What are the risks of plant-based diets?
  • Vitamin B12. It can be found in algae. But again: unlike the vitamin contained in animal products, the vegetable one is hardly converted into a form of substance that can reach brain cells. Folate-deficiency anemia develops against the background of vitamin B12 deficiency, which provokes degenerative disorders of the nervous system
  • Fats. For now, let's mention the famous "omega-3" fatty acids. Vegetable oils are low in them, unlike oily fish. Fish is also believed to have played a significant role in the evolution of mankind. Since our ancestors learned how to fish, they have received enough "building blocks" to develop a brain capable of performing complex cognitive tasks.

What's going on?

The lack of these substances leads to a systemic imbalance in the body, which causes depression and anxiety. Moreover, such deficiencies can trigger genetic mental illnesses, including schizophrenia.

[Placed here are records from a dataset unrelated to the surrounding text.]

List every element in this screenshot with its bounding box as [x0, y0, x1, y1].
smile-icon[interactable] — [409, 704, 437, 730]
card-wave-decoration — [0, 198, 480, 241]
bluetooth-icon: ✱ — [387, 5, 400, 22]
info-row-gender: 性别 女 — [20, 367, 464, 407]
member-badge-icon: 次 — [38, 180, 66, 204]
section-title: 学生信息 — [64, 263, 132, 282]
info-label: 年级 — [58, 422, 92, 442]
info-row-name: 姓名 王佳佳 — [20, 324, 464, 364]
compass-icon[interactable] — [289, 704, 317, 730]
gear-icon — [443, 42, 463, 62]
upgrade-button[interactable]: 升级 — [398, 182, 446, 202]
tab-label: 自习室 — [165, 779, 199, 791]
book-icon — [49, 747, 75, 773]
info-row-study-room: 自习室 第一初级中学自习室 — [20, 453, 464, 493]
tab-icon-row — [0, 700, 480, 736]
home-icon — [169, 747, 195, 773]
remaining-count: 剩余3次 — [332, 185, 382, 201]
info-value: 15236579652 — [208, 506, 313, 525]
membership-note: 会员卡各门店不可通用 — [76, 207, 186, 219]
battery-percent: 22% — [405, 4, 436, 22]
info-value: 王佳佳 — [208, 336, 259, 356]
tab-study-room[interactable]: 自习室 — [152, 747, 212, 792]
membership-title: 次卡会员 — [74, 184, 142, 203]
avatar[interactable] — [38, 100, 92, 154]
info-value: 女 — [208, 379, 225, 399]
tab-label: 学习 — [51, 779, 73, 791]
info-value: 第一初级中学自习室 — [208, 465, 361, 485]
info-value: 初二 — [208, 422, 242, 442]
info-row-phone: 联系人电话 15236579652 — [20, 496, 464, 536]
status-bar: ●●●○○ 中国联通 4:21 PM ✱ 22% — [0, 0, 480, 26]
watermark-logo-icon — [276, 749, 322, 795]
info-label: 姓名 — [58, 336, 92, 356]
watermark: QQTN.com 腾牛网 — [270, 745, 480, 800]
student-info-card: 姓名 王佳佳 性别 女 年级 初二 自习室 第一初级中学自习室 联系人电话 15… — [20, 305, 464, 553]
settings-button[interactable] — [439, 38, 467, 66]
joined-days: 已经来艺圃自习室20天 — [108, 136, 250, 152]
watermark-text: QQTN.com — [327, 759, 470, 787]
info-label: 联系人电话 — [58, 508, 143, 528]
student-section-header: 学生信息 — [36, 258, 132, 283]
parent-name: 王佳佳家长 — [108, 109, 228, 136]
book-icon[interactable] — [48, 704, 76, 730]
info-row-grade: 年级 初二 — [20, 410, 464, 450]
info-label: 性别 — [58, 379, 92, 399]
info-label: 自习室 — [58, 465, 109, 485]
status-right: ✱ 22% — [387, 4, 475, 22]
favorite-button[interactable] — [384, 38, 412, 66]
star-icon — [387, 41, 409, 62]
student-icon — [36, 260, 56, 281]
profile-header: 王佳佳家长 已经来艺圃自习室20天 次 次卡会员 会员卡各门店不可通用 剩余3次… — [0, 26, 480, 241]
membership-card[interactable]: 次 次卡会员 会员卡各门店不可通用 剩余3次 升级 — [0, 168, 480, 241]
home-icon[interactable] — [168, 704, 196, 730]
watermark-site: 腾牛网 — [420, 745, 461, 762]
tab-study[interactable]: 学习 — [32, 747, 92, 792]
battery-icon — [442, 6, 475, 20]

Excessive focus on adherence to an unconventional style of eating can provoke anxiety, which, unfortunately, can easily develop into eating disorders, which can only be overcome with the help of a psychologist.

So, there can be only one conclusion from all of the above – before resorting to radical food experiments, you should consult a specialist who will explain the possible consequences and prospects. Or, if the principles prevail, you should visit your doctor regularly to have the opportunity to timely correct deficiency conditions with medication.